This is part 12 of “101 Ways AI Can Go Wrong” - a series exploring the interaction of AI and human endeavor through the lens of the Crossfactors framework.
View all posts in this series or explore the Crossfactors Framework
Here’s a principle every genAI booster should take note of - the Collingridge Dilemma.
What is it
The Collingridge Dilemma describes how technologies in their early stages are easy to control, but nearly impossible to predict, while in later stages, as their consequences become clearer, the opportunity to control them has passed.
Why It Matters
The Collingridge Dilemma has become incredibly relevant in recent decades, as the internet and computers have allowed the proliferation and scaling of technologies at previously impossible rates. At the extreme, this dilemma is embodied by the fear of AGI take-off. However, long before this may happen, the self-replicating and self-modifying features of future AI deployments will continue to shorten the Window of Opportunity where technologies can be influenced in their formative phases.
Real-World Examples
An example of the Collingridge Dilemma that evolved from both our digital and physical spaces is the proliferation of ride-sharing platforms such as Uber and Lyft in urban settings.
The disruption of traditional taxi services was initially seen as a net positive by the public because of the combination of smart-phone based hailing and lower prices. Advantages were also seen on the supply side, as drivers could use their existing vehicles on their own schedule outside the regulatory oversight of traditional taxis.
As Uber and Left proliferated several serious issues started to become apparent:
- Exploitation of gig workers.
- Increased traffic congestion due to vehicles circling around waiting for a fare.
- Predatory pricing at peak times.
- Erosion of public transit.
- Increase of prices after traditional taxis were no longer around to compete and from venture capital was removed.
- Abuse of the platform by both drivers and riders.
The long term impact of ride-sharing services is still playing out now, through legal and regulatory battles, traditional taxis evolving with their own technology, local legislative changes, and labour disputes.
Key Dimensions
The Anticipatory Gap - We must recognize that the technology is nascent and that we are blind to the eventual outcomes.

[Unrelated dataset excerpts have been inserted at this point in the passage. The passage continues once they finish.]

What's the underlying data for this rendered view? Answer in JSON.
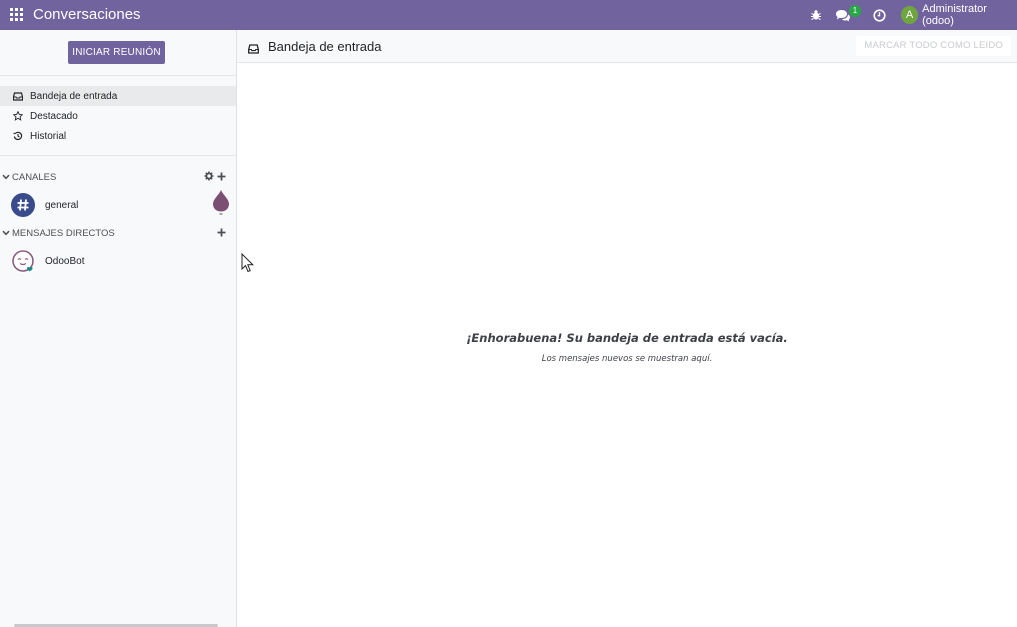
{
  "navbar": {
    "app_title": "Conversaciones",
    "chat_badge": "1",
    "user_initial": "A",
    "user_name": "Administrator (odoo)",
    "icons": [
      "apps-grid-icon",
      "bug-icon",
      "comments-icon",
      "clock-icon"
    ],
    "colors": {
      "brand": "#71639e",
      "badge": "#28a745",
      "avatar": "#6fa53f"
    }
  },
  "sidebar": {
    "meeting_button": "INICIAR REUNIÓN",
    "mailboxes": [
      {
        "label": "Bandeja de entrada",
        "icon": "inbox-icon",
        "active": true
      },
      {
        "label": "Destacado",
        "icon": "star-icon",
        "active": false
      },
      {
        "label": "Historial",
        "icon": "history-icon",
        "active": false
      }
    ],
    "categories": {
      "channels": {
        "label": "CANALES",
        "items": [
          {
            "name": "general",
            "icon": "hashtag-icon"
          }
        ]
      },
      "direct": {
        "label": "MENSAJES DIRECTOS",
        "items": [
          {
            "name": "OdooBot",
            "icon": "odoobot-avatar-icon"
          }
        ]
      }
    }
  },
  "main": {
    "title": "Bandeja de entrada",
    "mark_all_button": "MARCAR TODO COMO LEIDO",
    "empty_title": "¡Enhorabuena! Su bandeja de entrada está vacía.",
    "empty_subtitle": "Los mensajes nuevos se muestran aquí."
  }
}
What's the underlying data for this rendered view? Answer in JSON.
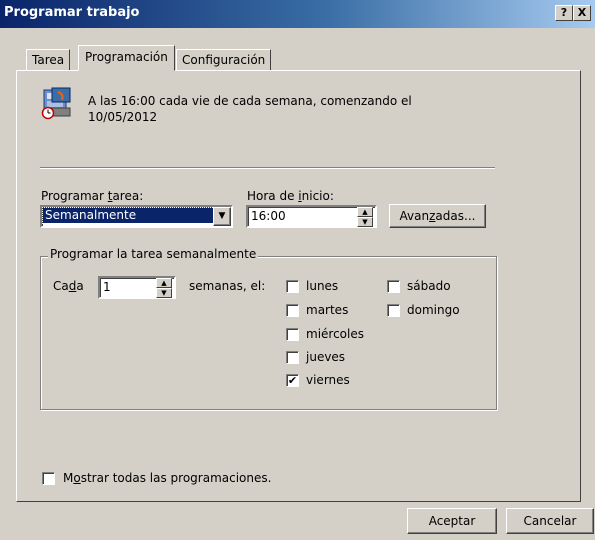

Legislation - Legislation must recognize the above and anchor itself into fundamental human principles. It must allow for adaptive governance and domain-specific regulation, like in medicine.
Trial and error - The reach and stakes must be incremented through trial and error. This is what will allow us to learn from our mistakes before they are too widespread to fix.
Take-away
The Collingridge Dilemma explains why we need to build with humility, not hype.